Configure the security of the Authorization Server, which means in practical terms the /oauth/token endpoint. The /oauth/authorize endpoint also needs to be secure, but that is a normal user-facing endpoint and should be secured the same way as the rest of your UI, so is not covered here. The default settings cover the most common requirements, following recommendations from the OAuth2 spec, so you don't need to do anything here to get a basic server up and running.
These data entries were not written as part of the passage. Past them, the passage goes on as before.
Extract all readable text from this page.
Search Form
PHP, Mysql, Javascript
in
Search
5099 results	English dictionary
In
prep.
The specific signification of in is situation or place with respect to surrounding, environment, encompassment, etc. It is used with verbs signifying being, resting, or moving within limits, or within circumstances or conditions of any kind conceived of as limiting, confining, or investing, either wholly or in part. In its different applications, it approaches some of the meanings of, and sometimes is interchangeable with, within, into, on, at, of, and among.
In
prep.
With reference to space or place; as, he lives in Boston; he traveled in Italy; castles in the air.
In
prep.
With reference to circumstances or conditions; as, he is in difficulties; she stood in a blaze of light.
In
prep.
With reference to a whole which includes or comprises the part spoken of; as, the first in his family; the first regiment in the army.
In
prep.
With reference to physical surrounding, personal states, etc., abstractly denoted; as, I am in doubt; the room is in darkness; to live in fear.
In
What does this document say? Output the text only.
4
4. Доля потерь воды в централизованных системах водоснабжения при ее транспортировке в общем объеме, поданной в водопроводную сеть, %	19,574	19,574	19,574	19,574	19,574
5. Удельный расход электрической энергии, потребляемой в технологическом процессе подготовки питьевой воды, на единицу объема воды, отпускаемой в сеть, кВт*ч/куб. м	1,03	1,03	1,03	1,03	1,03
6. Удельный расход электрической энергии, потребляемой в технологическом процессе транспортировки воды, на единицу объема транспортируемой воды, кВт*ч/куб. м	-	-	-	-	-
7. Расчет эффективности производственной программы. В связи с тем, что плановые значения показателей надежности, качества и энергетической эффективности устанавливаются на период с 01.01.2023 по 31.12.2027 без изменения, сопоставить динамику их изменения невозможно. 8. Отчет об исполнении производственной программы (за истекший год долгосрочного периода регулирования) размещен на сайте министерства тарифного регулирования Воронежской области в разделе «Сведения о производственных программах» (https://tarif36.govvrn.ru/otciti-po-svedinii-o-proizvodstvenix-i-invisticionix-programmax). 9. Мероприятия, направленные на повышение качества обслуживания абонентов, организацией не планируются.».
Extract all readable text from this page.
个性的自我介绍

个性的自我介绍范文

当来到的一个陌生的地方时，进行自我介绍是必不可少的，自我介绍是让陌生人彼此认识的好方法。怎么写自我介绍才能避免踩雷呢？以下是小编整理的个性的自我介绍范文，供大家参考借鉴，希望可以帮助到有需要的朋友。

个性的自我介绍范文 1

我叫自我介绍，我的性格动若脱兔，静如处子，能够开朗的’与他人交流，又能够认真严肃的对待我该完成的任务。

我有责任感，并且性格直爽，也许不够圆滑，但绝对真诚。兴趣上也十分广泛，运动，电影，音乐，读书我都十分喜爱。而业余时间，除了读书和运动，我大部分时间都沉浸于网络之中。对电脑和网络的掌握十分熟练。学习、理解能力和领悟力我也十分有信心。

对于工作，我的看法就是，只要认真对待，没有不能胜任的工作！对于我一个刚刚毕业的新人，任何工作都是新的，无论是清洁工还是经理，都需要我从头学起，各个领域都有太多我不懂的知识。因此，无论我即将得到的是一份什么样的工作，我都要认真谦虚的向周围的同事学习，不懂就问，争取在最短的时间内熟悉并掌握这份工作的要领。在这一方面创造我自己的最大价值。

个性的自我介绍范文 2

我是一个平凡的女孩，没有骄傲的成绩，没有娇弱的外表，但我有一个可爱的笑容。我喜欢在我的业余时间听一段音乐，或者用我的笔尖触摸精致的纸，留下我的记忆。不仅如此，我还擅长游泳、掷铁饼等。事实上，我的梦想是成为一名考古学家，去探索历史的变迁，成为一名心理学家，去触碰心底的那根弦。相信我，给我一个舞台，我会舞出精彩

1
As for AuthorizationServerEndpointsConfigurer:

Configure the non-security features of the Authorization Server endpoints, like token store, token customizations, user approvals and grant types. You shouldn't need to do anything by default, unless you need password grants, in which case you need to provide an AuthenticationManager.

Here is a sample from one of my projects:

@Override
public void configure(AuthorizationServerEndpointsConfigurer endpoints) throws Exception {
    endpoints
            .authenticationManager(authenticationManager)
            .tokenStore(jwtTokenStore())
            .tokenEnhancer(tokenEnhancer());
}

Here I provided a JwtTokenStore as my TokenStore and a AuthenticationManager since I was using Password Grants.